Zegion da dahil olmak üzere üç kişi eşkenar bir üçgen oluşturacak şekilde konumlandırıldı.

(Diablo ve Benimar?

--(Diablo ve Benimar?) - Bu adamlar yine büyülü enerjilerini artırıyor olmalılar, değil mi?

(Diablo ve Benimaru?) - Büyülü enerjilerini tekrar artırıyor olmalılar.

Dino operasyonun amacını ve kendi rolünü hemen anladı.

Sıfır, en yüksek askeri güce sahip olanlar tarafından yok edilecektir.

Bir ejderha türünü yok etmek kolay olmadığından, onu ciddi bir şekilde söndürmenin imkansız olduğunu düşündü, ancak ...... görünüşe göre ciddi olduklarını fark etti.

Dino da kenarların uzunlukları eşit olacak şekilde alt uzayda hareket etti ve önceden belirlenmiş bir konuma ulaştı.

Dört kişiden fazlasını gerektiren bir ritüeldir.

İki kişi, noktaları birleştiren bir boyut.

Üç kişi, iki boyut bir uçak çiziyor.

Dört kişi bir alanı oluşturan üç boyut olacaktır.

Başka bir deyişle, yığılmış bir sihirli çemberden çok daha üstün bir uzamsal sihirli çember oluşur. ......

Ardından, "Deli Kötü Ejderha" Sıfır'ı çevreleyen bir dört yüzlü tamamlandı.

Her bir kişi en üstteki "Zekkai "nin içine hapsedilmişti.

İblis kral Dino-sama, siz bu sanatın ustasısınız. Çok anlayışlısınız, çok teşekkür ederim."

"Oh, bu iğrenç. Senin onurlandırmana ihtiyacım yok, Diablo.

"Gerçekten mi? Buna zerre kadar saygı duymuyorum, o halde neden umursayayım ki?

'Saçmalama! Bunu yapamazsın! Sadece alay ediyorsun. ......'

"Mesele bu değil dostum. Hadi şu işi bitirelim, olur mu?"

Haklısın. Daha sonra saçma sapan konuşabilirsiniz.

Ne, benim hatam mı? Dino kelimeleri yutar.

Bunu söylemenin bir anlamı yoktu ve eğer kötü davranırsam Zegion'dan gereksiz bir öfke alacaktım.

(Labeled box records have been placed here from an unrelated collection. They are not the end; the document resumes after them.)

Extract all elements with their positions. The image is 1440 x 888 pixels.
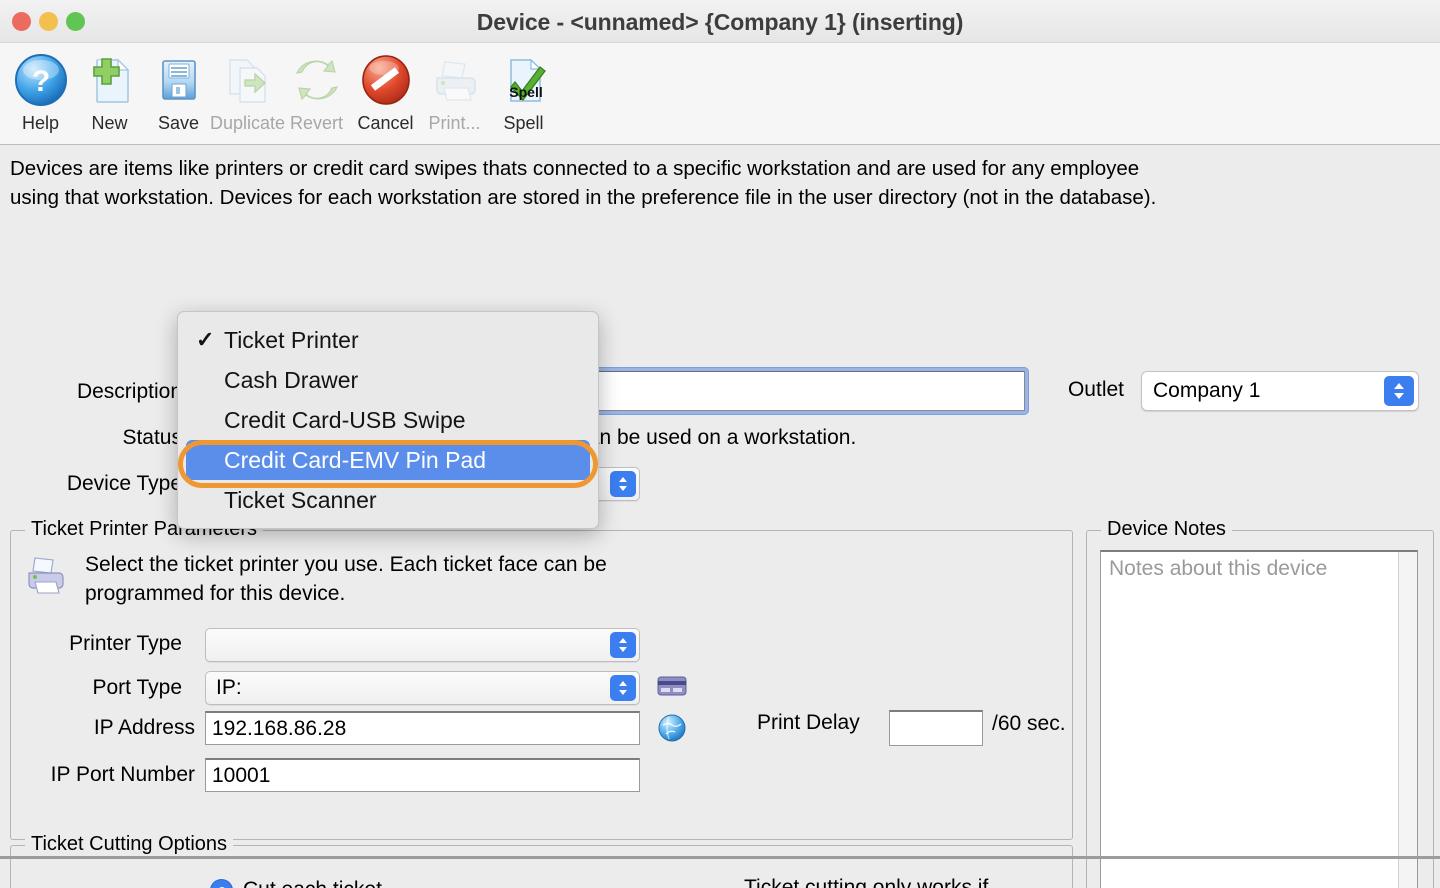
outlet-label: Outlet [1067,378,1124,401]
toolbar-label-print: Print... [428,113,481,133]
toolbar-label-spell: Spell [503,113,544,133]
title-bar: Device - <unnamed> {Company 1} (insertin… [0,0,1440,43]
ticket-printer-description-line-2: programmed for this device. [85,582,346,605]
toolbar-button-spell[interactable]: Spell Spell [489,43,558,139]
ip-address-label: IP Address [93,716,195,739]
toolbar-label-new: New [91,113,128,133]
ip-port-label: IP Port Number [50,763,195,786]
intro-text: Devices are items like printers or credi… [10,154,1434,212]
menu-item-credit-card-emv-pin-pad[interactable]: Credit Card-EMV Pin Pad [186,440,590,480]
toolbar-button-new[interactable]: New [75,43,144,139]
toolbar-label-duplicate: Duplicate [209,113,286,133]
status-label: Status [122,426,182,449]
device-notes-input[interactable]: Notes about this device [1100,550,1418,888]
menu-item-label: Credit Card-EMV Pin Pad [224,446,487,473]
ip-address-value: 192.168.86.28 [212,716,347,740]
menu-item-label: Ticket Printer [224,326,359,353]
cancel-icon [358,49,414,111]
toolbar-label-revert: Revert [289,113,343,133]
duplicate-icon [220,49,276,111]
printer-type-label: Printer Type [69,632,182,655]
toolbar-button-cancel[interactable]: Cancel [351,43,420,139]
ticket-cutting-note: Ticket cutting only works if your therma… [744,873,1009,888]
device-notes-scrollbar[interactable] [1398,552,1417,888]
ticket-printer-description: Select the ticket printer you use. Each … [85,550,607,608]
svg-text:Spell: Spell [509,84,542,100]
ip-address-input[interactable]: 192.168.86.28 [205,711,640,745]
menu-item-cash-drawer[interactable]: Cash Drawer [178,360,598,400]
print-delay-input[interactable] [889,710,983,746]
printer-icon [20,550,72,602]
new-icon [82,49,138,111]
window-title: Device - <unnamed> {Company 1} (insertin… [476,9,964,35]
port-type-select[interactable]: IP: [205,671,640,705]
chevron-updown-icon[interactable] [610,471,636,497]
device-type-label: Device Type [66,472,182,495]
toolbar-button-save[interactable]: Save [144,43,213,139]
device-type-dropdown-menu[interactable]: ✓ Ticket Printer Cash Drawer Credit Card… [177,311,599,529]
ticket-cutting-note-line-1: Ticket cutting only works if [744,876,989,888]
menu-item-ticket-scanner[interactable]: Ticket Scanner [178,480,598,520]
print-delay-suffix: /60 sec. [992,712,1066,735]
chevron-updown-icon[interactable] [610,632,636,658]
toolbar-button-help[interactable]: ? Help [6,43,75,139]
revert-icon [289,49,345,111]
port-type-value: IP: [216,676,242,699]
save-icon [151,49,207,111]
help-icon: ? [13,49,69,111]
toolbar-button-print[interactable]: Print... [420,43,489,139]
menu-item-credit-card-usb-swipe[interactable]: Credit Card-USB Swipe [178,400,598,440]
printer-type-select[interactable] [205,628,640,662]
toolbar: ? Help New Save Duplicate Revert Cancel … [0,43,1440,145]
spell-icon: Spell [496,49,552,111]
port-type-label: Port Type [92,676,183,699]
print-delay-label: Print Delay [757,711,860,734]
menu-item-label: Credit Card-USB Swipe [224,406,466,433]
ticket-cutting-panel-title: Ticket Cutting Options [25,833,234,856]
toolbar-label-cancel: Cancel [357,113,414,133]
outlet-select[interactable]: Company 1 [1141,371,1419,411]
globe-icon-button[interactable] [653,709,691,747]
toolbar-label-save: Save [157,113,200,133]
menu-item-label: Ticket Scanner [224,486,377,513]
description-label: Description [76,380,182,403]
svg-text:?: ? [31,65,49,98]
intro-line-2: using that workstation. Devices for each… [10,186,1157,209]
print-icon [427,49,483,111]
outlet-value: Company 1 [1153,379,1261,402]
menu-item-label: Cash Drawer [224,366,359,393]
device-notes-panel-title: Device Notes [1101,518,1232,541]
device-window: Device - <unnamed> {Company 1} (insertin… [0,0,1440,888]
menu-item-ticket-printer[interactable]: ✓ Ticket Printer [178,320,598,360]
chevron-updown-icon[interactable] [1384,376,1414,406]
radio-label-cut-each-ticket: Cut each ticket [243,878,382,888]
toolbar-button-duplicate[interactable]: Duplicate [209,43,286,139]
intro-line-1: Devices are items like printers or credi… [10,157,1140,180]
bottom-divider [0,856,1440,859]
credit-card-icon-button[interactable] [653,669,691,703]
chevron-updown-icon[interactable] [610,675,636,701]
device-notes-placeholder: Notes about this device [1109,557,1328,580]
ticket-printer-description-line-1: Select the ticket printer you use. Each … [85,553,607,576]
ip-port-value: 10001 [212,763,271,787]
toolbar-button-revert[interactable]: Revert [282,43,351,139]
ip-port-input[interactable]: 10001 [205,758,640,792]
toolbar-label-help: Help [21,113,60,133]
checkmark-icon: ✓ [196,327,215,352]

Dino zaten Zegion'a karşı bir nefret duygusu geliştirmişti.

"Peki o zaman, Bay Dino. Ana teknik sizindir. Zamanlamayı doğru yapacağız."

Diablo diyor ki.

Benimar ve Zegion'un itirazı yok.

Sadece üçümüz olsaydık, mükemmel bir zamanlama yapabilirdik, ama bu Dino'dan çok şey istemek olurdu.

Dino bir teknik açıklar açıklamaz, üçü de aynı tekniği uygular.

Dino'nun şikayeti yok.

Kendisinden pervasızca zamanlamaya uyması istenmediği için oldukça rahatlamış durumda.

'Pekala. Elimden geleni yapacağım!'

Bunu haykırır haykırmaz ruhunu keskinleştirir ve mümkün olan en iyi darbeyi vurmak için zihnini yoğunlaştırır.

Altı çift on iki siyah ve beyaz kanat parlayarak çevredeki büyülü unsurları ve ruh çocuklarını ikiz kılıçlara dönüştürür--'

'Heavenly Demon Twin Strike Supreme Fallen Crusade!!!'

Ardından, beyaz ışık bıçağı ve siyah gölge bıçağı serbest bırakıldı.

Dört yüzlünün merkezinde muhteşem bir şekilde kesiştiler.

Renksiz kutup ışığı 'Zekkai'nin içini doldurdu.

Ancak, "Çılgın Kötü Ejderha" Zero'ya yönelik saldırı burada bitmedi.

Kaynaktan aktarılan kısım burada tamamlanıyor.